Both Senators believe that some railroad systems have been too slow about implementing the safety initiatives. Neither Senator directly called out New Jersey Transit for its role in the Hoboken train accident or the Long Island Rail Road (LIRR) in the wake of the LIRR train derailment. Instead, they drew from numerous examples of railroad disasters that had happened nationwide over the last 15 years as the reason why the safety changes needed to be implemented sooner rather than later.
4 Ways to Improve Train Safety in New Jersey
A couple of years back, Popular Mechanics published an article about ways to improve train safety. The article included the following tips:
- Remote Control Brakes – The Positive Train Control (PTC) system uses GPS technology to let train operators know if they are speeding. If the train’s conductor does not slow down following the PTC alert, PTC can take control and apply the brakes.
- Using Satellites to Send Stop Signals to Trains – SafeRail was in the process of designing a satellite GPS system that would help train engineers and conductors keep track of their train’s location in real time. The system would also enable train operators to trigger stoplights and lower railroad crossing bars before their locomotive reaches a crossing.
- Safety Laser System – At the time of the Popular Mechanics report, a system was being tested in New York City that used lasers and cameras to detect objects that fall off train station platforms and alert railroad personnel. The system has the lasers and cameras aimed at a spot 1 foot below the edge of the platform. The lasers are designed to ignore objects that are larger than humans, such as a passing train.
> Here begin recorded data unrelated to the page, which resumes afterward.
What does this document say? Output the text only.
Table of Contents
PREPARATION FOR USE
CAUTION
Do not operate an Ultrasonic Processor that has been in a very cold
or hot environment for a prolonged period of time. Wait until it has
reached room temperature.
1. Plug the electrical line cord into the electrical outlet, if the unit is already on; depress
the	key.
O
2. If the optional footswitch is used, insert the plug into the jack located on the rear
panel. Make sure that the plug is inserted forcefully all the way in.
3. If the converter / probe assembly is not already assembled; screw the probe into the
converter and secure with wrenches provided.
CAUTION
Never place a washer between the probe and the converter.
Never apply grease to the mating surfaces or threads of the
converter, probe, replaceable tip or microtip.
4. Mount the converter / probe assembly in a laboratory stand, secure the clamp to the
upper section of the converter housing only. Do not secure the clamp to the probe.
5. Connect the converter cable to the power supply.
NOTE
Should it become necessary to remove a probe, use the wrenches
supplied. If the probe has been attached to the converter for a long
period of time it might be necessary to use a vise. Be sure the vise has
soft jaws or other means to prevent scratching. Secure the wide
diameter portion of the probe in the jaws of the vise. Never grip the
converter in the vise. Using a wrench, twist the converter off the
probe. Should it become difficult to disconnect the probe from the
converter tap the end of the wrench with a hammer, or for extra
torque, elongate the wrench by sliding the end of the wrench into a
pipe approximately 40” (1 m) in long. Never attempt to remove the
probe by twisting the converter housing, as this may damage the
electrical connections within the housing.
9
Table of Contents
- Improving Tanker Car Strength – The report in Popular Mechanics mentioned a that the Advanced Tank Car Collaborative Research Program was working on a type of fiberglass to be used as a shell for hazardous-materials tanks. The fiberglass’s puncture-resistance is reportedly greater than steel’s. Using oil tankers made from this type of fiberglass could help prevent oil tanker explosions if there’s a train crash.